Mack’s cheer faded quickly. Dieter Kohl had to be somewhere. He dialed his parents’ number and heard Kohl’s gravelly voice.

 

“You got the ticket?” Dieter Kohl said.

 

“It’s still in the urn on the front seat of my car. Do you have my parents?”

 

“There’s a complication.”

 

“Are my parents all right?”

 

“What’s with you, Durgin, always obsessing about your parents?”

 

“Explain the problem.”

 

“We’re out by the base of one of these big pink rocks.”

 

“That narrows it down. Are my parents all right?”

 

“For the time being. Here’s the deal. One, we have a broken axle. It’s hotter than a frog’s ass in a frying pan out here, and we’re out of water and I’m running out of time. Bring the ticket to me now. If I don’t have the ticket in my hand in thirty minutes, I’ll blow your Mom’s head off.”

 

“I’ll be right there. Tell me how to find you.”

 

“That’s the complication, Zippy got us lost.”

 

“And I have a half hour to find you?”

 

“Without the cops. I see a cop, your parents die. Catch my drift?”

 

“Yes. I haven’t spoken to the police. This is between two gentlemen. Now help me out here. Did you go north out of town on 89A?”

 

“Let’s not bullshit each other, Durgin. I’m no gentleman, and you’re lying to me about not telling the cops. You’ve got twenty-eight minutes.”

 

“That’s not enough time, Kohl.”

 

“Don’t call me that! I’m Diet Cola, you got that? Next time you call me anything else, somebody dies.”

 

“Okay, Diet—”

 

“I want an apology. Right now.”

 

“I apologize. How’s that?”

 

“Now beg for forgiveness. Tell me you’ll kiss my ass.”

 

“Cut the crap, Cola. If you really want to be rich, let’s get on with it. You have to say exactly where you are and give me time to get there.”

 

“Tell you what. I’ll put your Mom’s orange slacks by the side of the road. You can’t miss ‘em.”

 

“You bastard. Give her some dignity, won’t you?”

 

“Hurry up, or her dignity’s the least of your worries. Now here’s what you do. You find the slacks and park right there. Leave the engine running and the urn with the ticket on the front seat. Then get out, pick up the slacks, and walk down that road. Your folks and Zippy will be in there.”

 

“What? What do you mean I’ll be in here?” Mack heard Zippy’s voice in the background. “I’m coming with you!”

 

“Cola, listen to me. This is a gentleman’s agreement between us. If anyone is hurt—my parents, Zippy, anyone—the whole deal is off. You understand, Cola?” No answer. Dieter Kohl had disconnected.

 

Mack drove north with his loaded .38 and George Ashe riding shotgun in the urn. “I’m sorry it’s turning out like this, old friend. I had better plans for you.” He scanned the left side of the road for his mother’s orange clothing and saw nothing but red rocks and scrub brush.

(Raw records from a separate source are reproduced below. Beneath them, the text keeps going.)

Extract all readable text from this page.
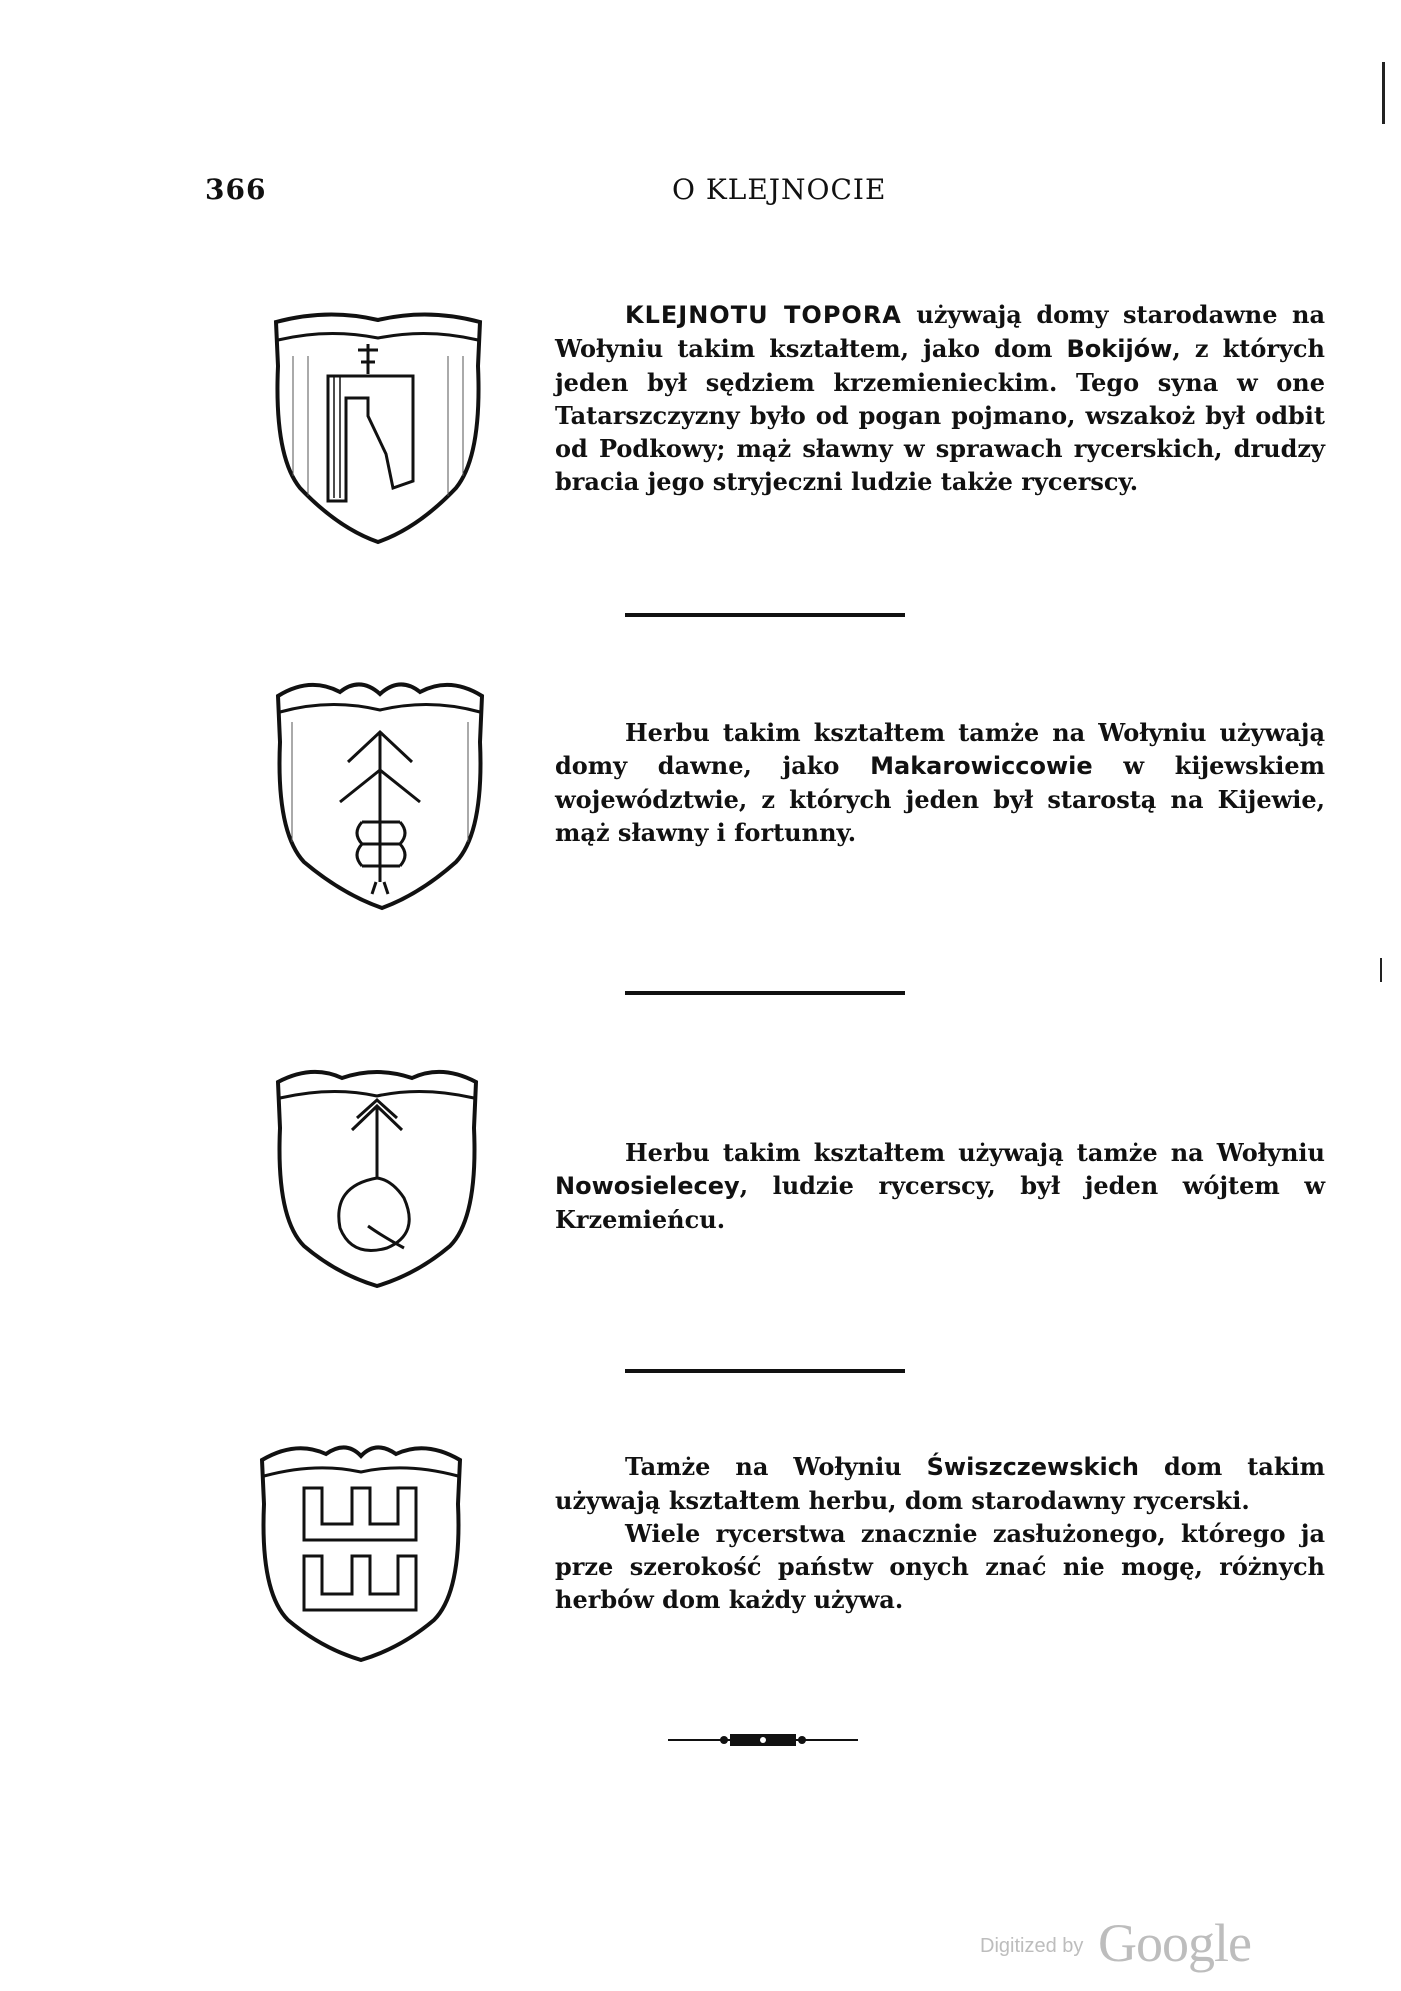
366	O KLEJNOCIE
KLEJNOTU TOPORA używają domy starodawne na Wołyniu takim kształtem, jako dom Bokijów, z których jeden był sędziem krzemienieckim. Tego syna w one Tatarszczyzny było od pogan pojmano, wszakoż był odbit od Podkowy; mąż sławny w sprawach rycerskich, drudzy bracia jego stryjeczni ludzie także rycerscy.
Herbu takim kształtem tamże na Wołyniu używają domy dawne, jako Makarowiccowie w kijewskiem województwie, z których jeden był starostą na Kijewie, mąż sławny i fortunny.
Herbu takim kształtem używają tamże na Wołyniu Nowosielecey, ludzie rycerscy, był jeden wójtem w Krzemieńcu.

Tamże na Wołyniu Świszczewskich dom takim używają kształtem herbu, dom starodawny rycerski.

Wiele rycerstwa znacznie zasłużonego, którego ja prze szerokość państw onych znać nie mogę, różnych herbów dom każdy używa.

Digitized by Google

If he even made it that far, Kohl was going to look like an idiot showing up at Lottery Headquarters with a forged ticket for a prize long since claimed—and paid. He couldn’t very well take a hostage with him to lottery headquarters, either. Mack imagined Kohl’s planned news conference—
My name is Diet Cola, and this is my hostage. What am I doing with my winnings? I was thinking about a nude beach in Argentina.